Le riforme attuate sulla Scuola non hanno modificato la situazione in quanto non hanno inciso sulle vere radici del problema che sono in primo luogo di ordine economico e soltanto dopo socio/culturali.
QUALCHE PERCHÉ
La stragrande maggioranza delle famiglie non avvia all’istruzione universitaria i propri giovani non soltanto per una carenza di disponibilità economiche che consenta loro di finanziarne gli studi. Certamente questa è la prima evidente motivazione; ne esiste un’altra:
le famiglie hanno necessità di avviare al lavoro il più rapidamente possibile i propri ragazzi perché hanno bisogno del loro salario per sopravvivere decorosamente.
Non è casuale il fatto che le classi meno agiate scelgano le scuole professionali e che soltanto l’1,8% di questi diplomati consegue successivamente una laurea.
I ben pensanti quindi non possono rammaricarsi per la scarsa sensibilità di certi genitori verso l’istruzione dei propri figli; non possono stigmatizzare il fatto che essi non considerino l’istruzione una esigenza primaria.
SOPRAVVIVENZA COLLETTIVA
Uno Stato illuminato avrebbe l’obbligo di intervenire per una incisiva inversione di rotta. Non si tratta di una questione di “welfare” ed ancor meno soltanto di equità sociale. Si tratta di una questione di sopravvivenza collettiva. Il livello culturale di una nazione determina prima o poi il grado di benessere dei suoi cittadini generando un clima di serena pace sociale.
Quando parliamo di “ascensore sociale” non intendiamo riferirci ad un fenomeno per il quale “c’è chi scende e c’è chi sale”. Il nostro sogno è quello di vedere tutti – quanto meno moltissimi – salire all’attico della scala sociale ed economica.

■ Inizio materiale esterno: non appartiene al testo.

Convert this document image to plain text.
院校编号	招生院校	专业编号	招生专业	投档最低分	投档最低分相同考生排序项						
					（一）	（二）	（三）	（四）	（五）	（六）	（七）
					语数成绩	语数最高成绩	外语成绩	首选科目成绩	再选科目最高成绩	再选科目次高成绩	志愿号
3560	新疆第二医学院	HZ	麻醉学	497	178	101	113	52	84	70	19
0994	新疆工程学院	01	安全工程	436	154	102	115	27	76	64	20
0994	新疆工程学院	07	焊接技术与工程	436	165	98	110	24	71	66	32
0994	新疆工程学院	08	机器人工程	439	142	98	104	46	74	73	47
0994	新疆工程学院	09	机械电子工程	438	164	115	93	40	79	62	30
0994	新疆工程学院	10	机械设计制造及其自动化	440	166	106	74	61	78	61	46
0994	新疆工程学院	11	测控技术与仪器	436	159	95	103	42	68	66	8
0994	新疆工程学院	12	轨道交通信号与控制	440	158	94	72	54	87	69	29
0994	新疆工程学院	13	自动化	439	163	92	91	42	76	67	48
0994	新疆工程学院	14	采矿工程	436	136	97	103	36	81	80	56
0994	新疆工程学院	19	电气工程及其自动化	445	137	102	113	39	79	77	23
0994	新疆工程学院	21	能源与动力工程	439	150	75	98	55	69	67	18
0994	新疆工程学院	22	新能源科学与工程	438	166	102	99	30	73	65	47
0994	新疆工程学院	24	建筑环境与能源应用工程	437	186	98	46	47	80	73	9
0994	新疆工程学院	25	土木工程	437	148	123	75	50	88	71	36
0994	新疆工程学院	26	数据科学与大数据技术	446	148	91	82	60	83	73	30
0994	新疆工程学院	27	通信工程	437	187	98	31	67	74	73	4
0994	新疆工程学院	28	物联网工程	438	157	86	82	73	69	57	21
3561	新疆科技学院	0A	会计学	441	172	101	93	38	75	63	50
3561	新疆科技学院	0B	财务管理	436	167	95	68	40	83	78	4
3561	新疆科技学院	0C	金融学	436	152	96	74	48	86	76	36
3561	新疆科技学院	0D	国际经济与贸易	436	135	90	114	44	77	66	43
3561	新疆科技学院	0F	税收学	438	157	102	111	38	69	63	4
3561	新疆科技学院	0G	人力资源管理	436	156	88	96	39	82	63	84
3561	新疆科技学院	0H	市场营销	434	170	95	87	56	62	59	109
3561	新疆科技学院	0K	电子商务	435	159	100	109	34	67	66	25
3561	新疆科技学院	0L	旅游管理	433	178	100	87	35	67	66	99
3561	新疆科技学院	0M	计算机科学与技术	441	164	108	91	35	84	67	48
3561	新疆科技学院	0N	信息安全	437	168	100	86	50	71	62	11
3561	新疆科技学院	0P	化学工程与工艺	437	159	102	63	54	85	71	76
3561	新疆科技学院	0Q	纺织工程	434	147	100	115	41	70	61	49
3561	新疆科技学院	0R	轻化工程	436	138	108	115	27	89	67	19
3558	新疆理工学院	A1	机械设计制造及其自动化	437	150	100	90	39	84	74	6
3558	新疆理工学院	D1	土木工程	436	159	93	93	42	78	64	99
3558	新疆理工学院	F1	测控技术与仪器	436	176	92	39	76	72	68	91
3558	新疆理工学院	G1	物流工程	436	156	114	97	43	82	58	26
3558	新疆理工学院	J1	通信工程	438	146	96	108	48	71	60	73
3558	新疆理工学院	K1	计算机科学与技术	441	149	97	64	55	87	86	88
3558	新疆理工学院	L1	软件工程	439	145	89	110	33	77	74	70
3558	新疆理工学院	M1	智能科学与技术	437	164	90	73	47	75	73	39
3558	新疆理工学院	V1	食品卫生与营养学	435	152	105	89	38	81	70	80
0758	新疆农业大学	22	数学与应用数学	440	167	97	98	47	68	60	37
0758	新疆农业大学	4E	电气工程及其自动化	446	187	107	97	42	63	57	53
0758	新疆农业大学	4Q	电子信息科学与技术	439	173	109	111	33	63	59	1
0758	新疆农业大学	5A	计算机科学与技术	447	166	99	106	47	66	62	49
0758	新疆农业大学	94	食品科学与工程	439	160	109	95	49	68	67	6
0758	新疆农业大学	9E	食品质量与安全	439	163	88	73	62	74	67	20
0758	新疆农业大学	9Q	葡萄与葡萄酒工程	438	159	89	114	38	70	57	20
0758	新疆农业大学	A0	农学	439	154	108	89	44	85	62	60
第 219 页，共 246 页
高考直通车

Per altro questi nuovi affluenti – di norma dotati di una energia famelica come quella dei nostri padri del dopoguerra – possono endemicamente trasmettere la loro determinazione per il conseguimento di una nuova classe dirigente capace di governare in modo diverso e migliore il nostro stanco Paese.
CULTURA VERSO LA CULTURA
Si tratta di una questione centrale che riguarda la salute del Paese. Lo Stato dovrebbe stimolare la sensibilità e sviluppare la “cultura verso la cultura” (scusate il bisticcio) mallevando seriamente le classi più disagiate dalle questioni economiche che impediscono ai giovani, mi riferisco a quelli meritevoli, di accedere all’istruzione universitaria. Sto pensando ad una sorta di “reddito universitario” che va ben oltre la mera Borsa di studio. Lo studente meritevole dovrebbe essere retribuito, oltre che sostenuto; nell’interesse futuro della collettività anche per la quale sta impegnadosi.
Ma sembra che i nostri governanti intendano occuparsi soltanto di questioni di breve termine e non di quelle il cui risultato si potrà vedere soltanto in un troppo lontano, per loro, futuro. Come non giustificarli? D’altra parte, il consenso che i nostri governanti ricevono arriva dagli elettori di oggi e non da quelli futuri che voteranno tra 20/30 anni!
Ma qui sta, potrei dire, la differenza tra un Politicante ed uno Statista, quello che possiede il senso del suo Ruolo e l’amore verso il suo Paese.